Activist’s death puts focus on Authority’s brutality
RAMALLAH, West Bank — Hundreds of Palestinians massed in central Ramallah’s Clock Tower Square one night in late June to protest the Palestinian Authority’s brutality after an anticorruption activist died in its custody. The activist, Nizar Banat, was seized in a wave of arrests, and, his family said, Palestinian security officers had beaten him to death.
The protest was peaceful until a group of progovernment cadres from the ruling Fatah party descended on it.
Reporters for The New York Times saw them charge at protesters, including young women and boys; throw stones at them; beat them with clubs, flagpoles and fists; and snatch cell phones from people suspected of documenting the events.
The unrest over Banat, whose death at the hands of Palestinian officials has been compared to the killing of Saudi dissident Jamal Khashoggi, has drawn fresh attention to what critics describe as the increasingly autocratic rule of Mahmoud Abbas, the authority’s octogenarian president, and its ever more blatant clampdown on any semblance of democratic process, freedom of expression, judicial independence and nongovernmental organizations.
“They are not hiding it anymore,” said Wissam Husseini, 29, a Palestinian yoga and meditation teacher who said he had been beaten and peppersprayed. “This is a second occupation actually, not really a government.”
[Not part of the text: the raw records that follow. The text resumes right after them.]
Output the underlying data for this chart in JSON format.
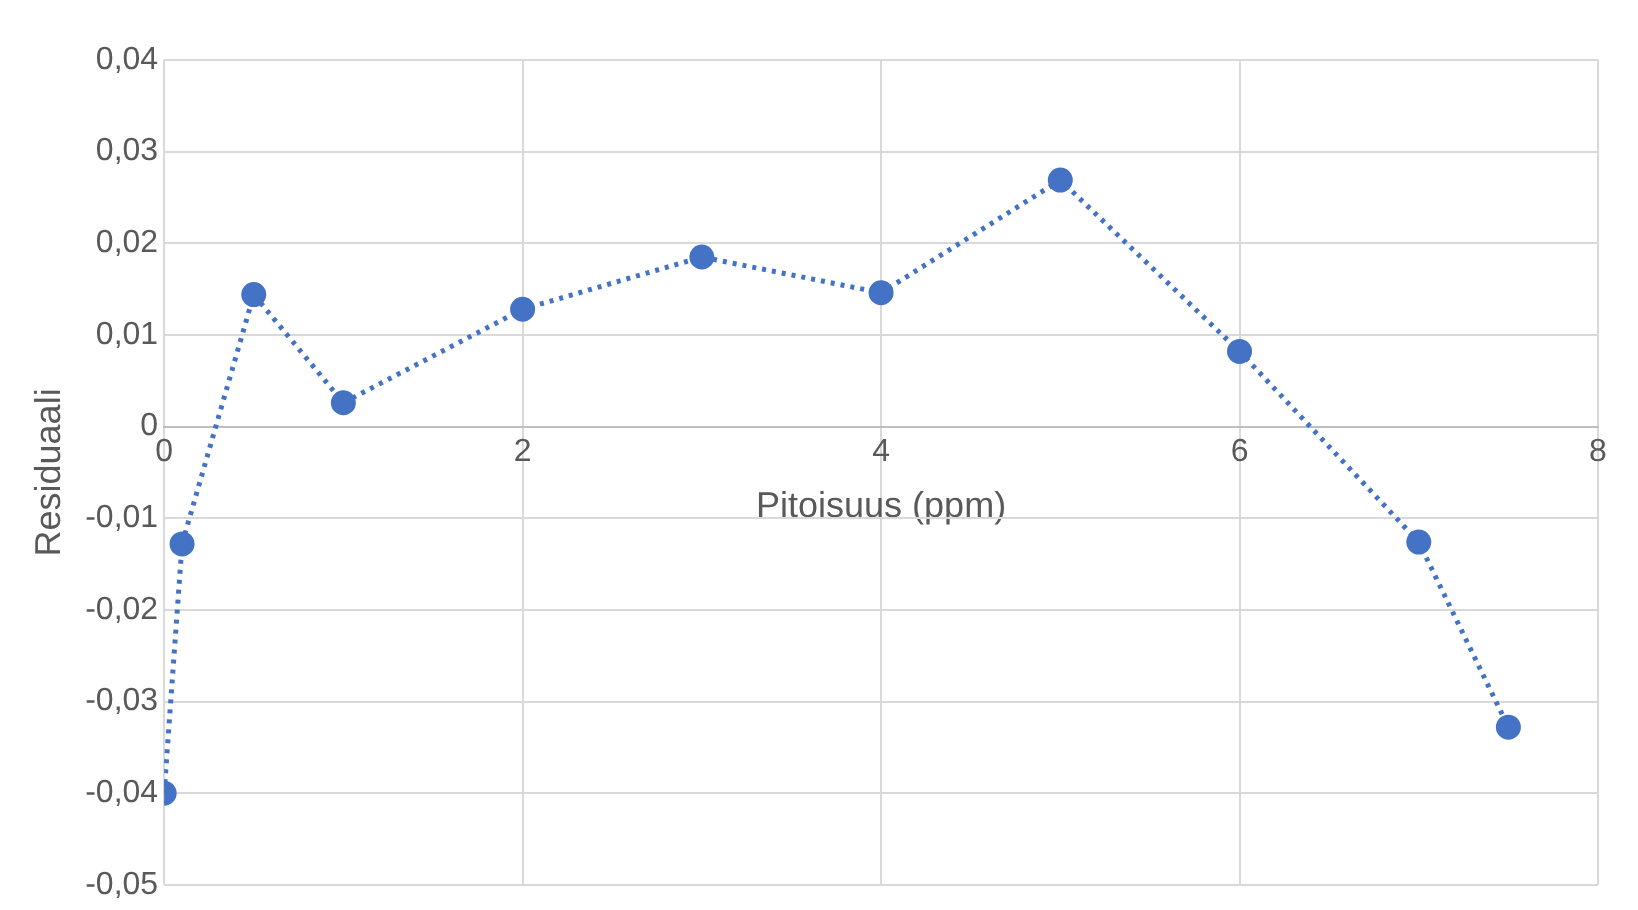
{
  "chart_data": {
    "type": "line",
    "xlabel": "Pitoisuus (ppm)",
    "ylabel": "Residuaali",
    "x": [
      0,
      0.1,
      0.5,
      1,
      2,
      3,
      4,
      5,
      6,
      7,
      7.5
    ],
    "series": [
      {
        "color": "#4472c4",
        "values": [
          -0.04,
          -0.0128,
          0.0144,
          0.0026,
          0.0128,
          0.0185,
          0.0146,
          0.0269,
          0.0082,
          -0.0126,
          -0.0328
        ]
      }
    ],
    "xlim": [
      0,
      8
    ],
    "xticks": [
      0,
      2,
      4,
      6,
      8
    ],
    "ylim": [
      -0.05,
      0.04
    ],
    "yticks": [
      {
        "value": -0.05,
        "label": "-0,05"
      },
      {
        "value": -0.04,
        "label": "-0,04"
      },
      {
        "value": -0.03,
        "label": "-0,03"
      },
      {
        "value": -0.02,
        "label": "-0,02"
      },
      {
        "value": -0.01,
        "label": "-0,01"
      },
      {
        "value": 0,
        "label": "0"
      },
      {
        "value": 0.01,
        "label": "0,01"
      },
      {
        "value": 0.02,
        "label": "0,02"
      },
      {
        "value": 0.03,
        "label": "0,03"
      },
      {
        "value": 0.04,
        "label": "0,04"
      }
    ],
    "grid": true,
    "legend": false,
    "marker": "circle",
    "line_style": "dotted"
  }
}
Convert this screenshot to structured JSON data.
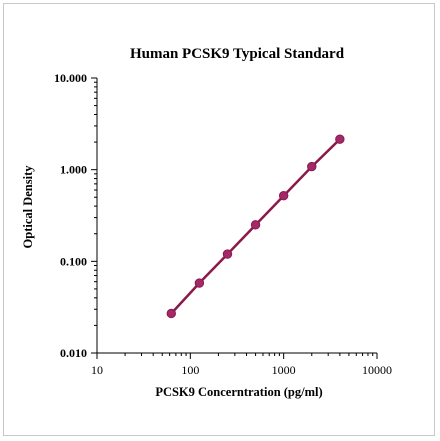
{
  "chart_data": {
    "type": "line",
    "title": "Human PCSK9 Typical Standard",
    "xlabel": "PCSK9 Concerntration (pg/ml)",
    "ylabel": "Optical Density",
    "x_scale": "log",
    "y_scale": "log",
    "xlim": [
      10,
      10000
    ],
    "ylim": [
      0.01,
      10
    ],
    "x_ticks": [
      10,
      100,
      1000,
      10000
    ],
    "x_tick_labels": [
      "10",
      "100",
      "1000",
      "10000"
    ],
    "y_ticks": [
      10,
      1,
      0.1,
      0.01
    ],
    "y_tick_labels": [
      "10.000",
      "1.000",
      "0.100",
      "0.010"
    ],
    "grid": false,
    "legend": "none",
    "series": [
      {
        "x": [
          62.5,
          125,
          250,
          500,
          1000,
          2000,
          4000
        ],
        "y": [
          0.027,
          0.058,
          0.12,
          0.25,
          0.52,
          1.08,
          2.15
        ],
        "color": "#8b1a4a",
        "marker_color": "#a3296b"
      }
    ]
  }
}
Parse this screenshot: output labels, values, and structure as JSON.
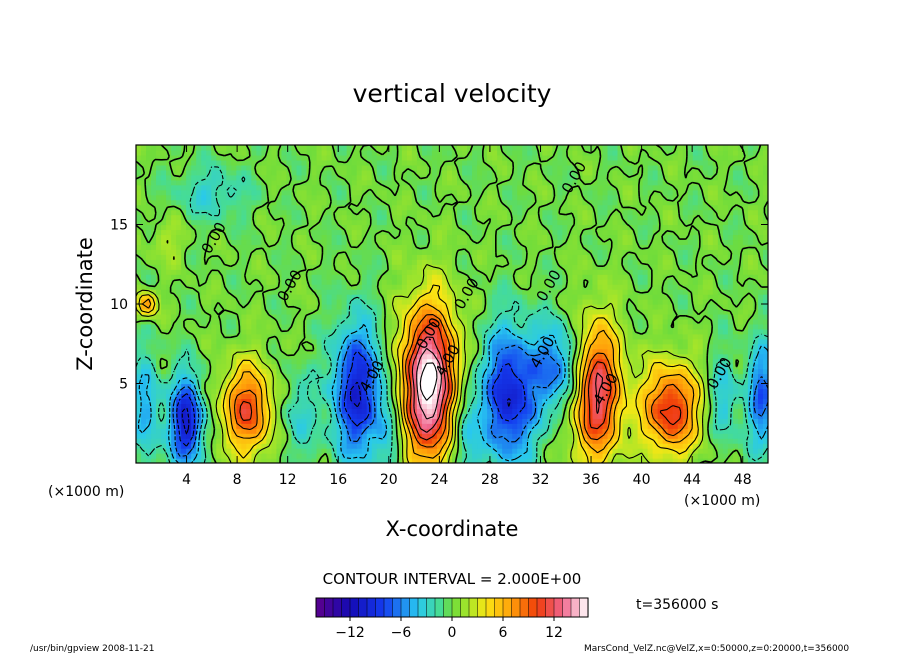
{
  "chart_data": {
    "type": "heatmap",
    "title": "vertical velocity",
    "xlabel": "X-coordinate",
    "ylabel": "Z-coordinate",
    "x_unit_left": "(×1000 m)",
    "x_unit_right": "(×1000 m)",
    "xlim": [
      0,
      50
    ],
    "ylim": [
      0,
      20
    ],
    "x_ticks": [
      4,
      8,
      12,
      16,
      20,
      24,
      28,
      32,
      36,
      40,
      44,
      48
    ],
    "y_ticks": [
      5,
      10,
      15
    ],
    "contour_interval_text": "CONTOUR INTERVAL = 2.000E+00",
    "time_text": "t=356000 s",
    "colorbar": {
      "range": [
        -16,
        16
      ],
      "ticks": [
        -12,
        -6,
        0,
        6,
        12
      ]
    },
    "contour_labels": [
      {
        "text": "0.00",
        "x": 6.5,
        "y": 14.0
      },
      {
        "text": "0.00",
        "x": 12.5,
        "y": 11.0
      },
      {
        "text": "0.00",
        "x": 23.5,
        "y": 8.0
      },
      {
        "text": "0.00",
        "x": 26.5,
        "y": 10.5
      },
      {
        "text": "0.00",
        "x": 33.0,
        "y": 11.0
      },
      {
        "text": "0.00",
        "x": 35.0,
        "y": 17.8
      },
      {
        "text": "0.00",
        "x": 46.5,
        "y": 5.5
      },
      {
        "text": "4.00",
        "x": 19.0,
        "y": 5.3
      },
      {
        "text": "4.00",
        "x": 25.0,
        "y": 6.3
      },
      {
        "text": "4.00",
        "x": 32.5,
        "y": 6.8
      },
      {
        "text": "4.00",
        "x": 37.5,
        "y": 4.5
      }
    ],
    "blobs": [
      {
        "x": 23.2,
        "y": 5.0,
        "sx": 1.6,
        "sy": 3.4,
        "amp": 17
      },
      {
        "x": 36.4,
        "y": 4.5,
        "sx": 1.4,
        "sy": 3.0,
        "amp": 13
      },
      {
        "x": 8.8,
        "y": 3.4,
        "sx": 1.4,
        "sy": 2.0,
        "amp": 10
      },
      {
        "x": 42.3,
        "y": 3.4,
        "sx": 1.6,
        "sy": 2.0,
        "amp": 11
      },
      {
        "x": 4.0,
        "y": 2.6,
        "sx": 0.9,
        "sy": 2.0,
        "amp": -11
      },
      {
        "x": 17.5,
        "y": 4.5,
        "sx": 1.4,
        "sy": 3.0,
        "amp": -10
      },
      {
        "x": 29.5,
        "y": 4.2,
        "sx": 1.5,
        "sy": 3.0,
        "amp": -10
      },
      {
        "x": 49.5,
        "y": 4.2,
        "sx": 0.8,
        "sy": 2.4,
        "amp": -7
      },
      {
        "x": 46.5,
        "y": 4.0,
        "sx": 0.8,
        "sy": 2.0,
        "amp": -4
      },
      {
        "x": 0.8,
        "y": 3.5,
        "sx": 0.8,
        "sy": 2.5,
        "amp": -5
      },
      {
        "x": 12.8,
        "y": 3.0,
        "sx": 1.0,
        "sy": 2.0,
        "amp": -3
      },
      {
        "x": 26.0,
        "y": 2.0,
        "sx": 0.8,
        "sy": 2.5,
        "amp": -5
      },
      {
        "x": 33.5,
        "y": 6.0,
        "sx": 1.5,
        "sy": 2.0,
        "amp": -7
      },
      {
        "x": 20.0,
        "y": 2.0,
        "sx": 0.8,
        "sy": 2.5,
        "amp": -3
      },
      {
        "x": 6.0,
        "y": 17.0,
        "sx": 2.0,
        "sy": 1.2,
        "amp": -3
      },
      {
        "x": 0.8,
        "y": 10.0,
        "sx": 0.6,
        "sy": 0.6,
        "amp": 7
      },
      {
        "x": 2.5,
        "y": 14.0,
        "sx": 1.0,
        "sy": 1.0,
        "amp": 2
      }
    ]
  },
  "footer": {
    "left": "/usr/bin/gpview   2008-11-21",
    "right": "MarsCond_VelZ.nc@VelZ,x=0:50000,z=0:20000,t=356000"
  }
}
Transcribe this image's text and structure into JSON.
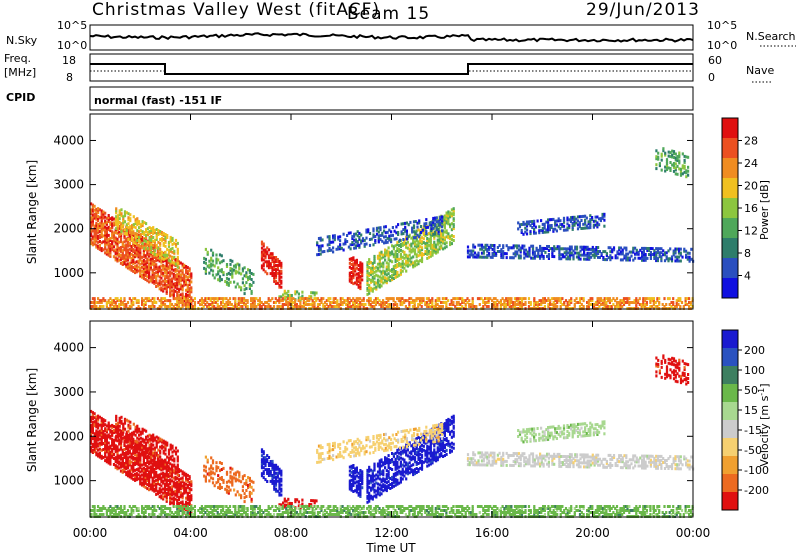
{
  "header": {
    "title": "Christmas Valley West (fitACF)",
    "beam": "Beam 15",
    "date": "29/Jun/2013"
  },
  "panels": {
    "nsky_label": "N.Sky",
    "nsearch_label": "N.Search",
    "nsky_ticks": [
      "10^5",
      "10^0"
    ],
    "nsearch_ticks": [
      "10^5",
      "10^0"
    ],
    "freq_label_1": "Freq.",
    "freq_label_2": "[MHz]",
    "freq_ticks": [
      "18",
      "8"
    ],
    "nave_label": "Nave",
    "nave_ticks": [
      "60",
      "0"
    ],
    "cpid_label": "CPID",
    "cpid_text": "normal (fast) -151 IF"
  },
  "chart_data": [
    {
      "type": "heatmap",
      "title": "",
      "quantity": "Power",
      "ylabel": "Slant Range [km]",
      "xlabel": "Time UT",
      "x_ticks": [
        "00:00",
        "04:00",
        "08:00",
        "12:00",
        "16:00",
        "20:00",
        "00:00"
      ],
      "y_ticks": [
        "1000",
        "2000",
        "3000",
        "4000"
      ],
      "ylim": [
        180,
        4600
      ],
      "colorbar": {
        "label": "Power [dB]",
        "ticks": [
          "4",
          "8",
          "12",
          "16",
          "20",
          "24",
          "28"
        ],
        "range": [
          0,
          30
        ],
        "colors": [
          "#1010e0",
          "#2a4fbf",
          "#2e7d6b",
          "#4fa85a",
          "#8cc63f",
          "#f0c020",
          "#f08c20",
          "#ec5020",
          "#e01010"
        ]
      }
    },
    {
      "type": "heatmap",
      "title": "",
      "quantity": "Velocity",
      "ylabel": "Slant Range [km]",
      "xlabel": "Time UT",
      "x_ticks": [
        "00:00",
        "04:00",
        "08:00",
        "12:00",
        "16:00",
        "20:00",
        "00:00"
      ],
      "y_ticks": [
        "1000",
        "2000",
        "3000",
        "4000"
      ],
      "ylim": [
        180,
        4600
      ],
      "colorbar": {
        "label_main": "Velocity [m s",
        "label_sup": "-1",
        "label_end": "]",
        "ticks": [
          "200",
          "100",
          "50",
          "15",
          "-15",
          "-50",
          "-100",
          "-200"
        ],
        "colors": [
          "#1a1ad0",
          "#2a52c0",
          "#3d7f60",
          "#6ab84a",
          "#a8d890",
          "#cccccc",
          "#f6d070",
          "#f0a030",
          "#ec6a20",
          "#e01010"
        ]
      }
    }
  ],
  "xaxis": {
    "label": "Time UT",
    "ticks": [
      "00:00",
      "04:00",
      "08:00",
      "12:00",
      "16:00",
      "20:00",
      "00:00"
    ]
  }
}
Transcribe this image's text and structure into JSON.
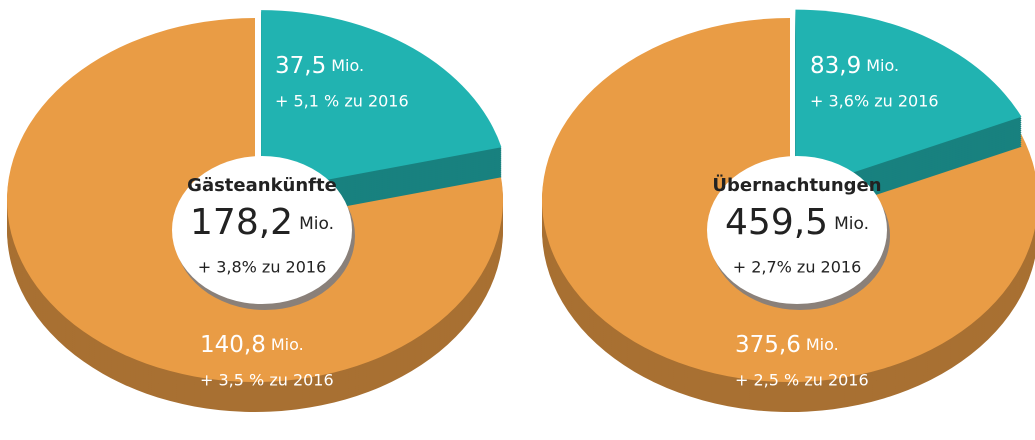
{
  "chart_data": [
    {
      "type": "pie",
      "center_title": "Gästeankünfte",
      "total": 178.2,
      "total_label": "178,2",
      "unit": "Mio.",
      "total_change": "+ 3,8% zu 2016",
      "values": [
        37.5,
        140.8
      ],
      "value_labels": [
        "37,5",
        "140,8"
      ],
      "changes": [
        "+ 5,1 % zu 2016",
        "+ 3,5 % zu 2016"
      ],
      "colors": [
        "#21b3b1",
        "#e99c45"
      ]
    },
    {
      "type": "pie",
      "center_title": "Übernachtungen",
      "total": 459.5,
      "total_label": "459,5",
      "unit": "Mio.",
      "total_change": "+ 2,7% zu 2016",
      "values": [
        83.9,
        375.6
      ],
      "value_labels": [
        "83,9",
        "375,6"
      ],
      "changes": [
        "+ 3,6% zu 2016",
        "+ 2,5 % zu 2016"
      ],
      "colors": [
        "#21b3b1",
        "#e99c45"
      ]
    }
  ]
}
Husseini, like many, was convinced that the assailants had been plainclothes Palestinian security officials. He described the Palestinian Authority as a corrupt “dictatorial group.”
The protests, which have spread to West Bank cities including Bethlehem and Hebron, come at a perilous time for Abbas.
His already dwindling popularity has plummeted since April when he canceled what would have been the first parliamentary and presidential elections in the occupied territories in more than 15 years.
During one recent protest, demonstrators marched toward Abbas’ headquarters in Ramallah chanting, “The people want the fall of the regime,” the refrain that helped topple dictators in the Arab Spring.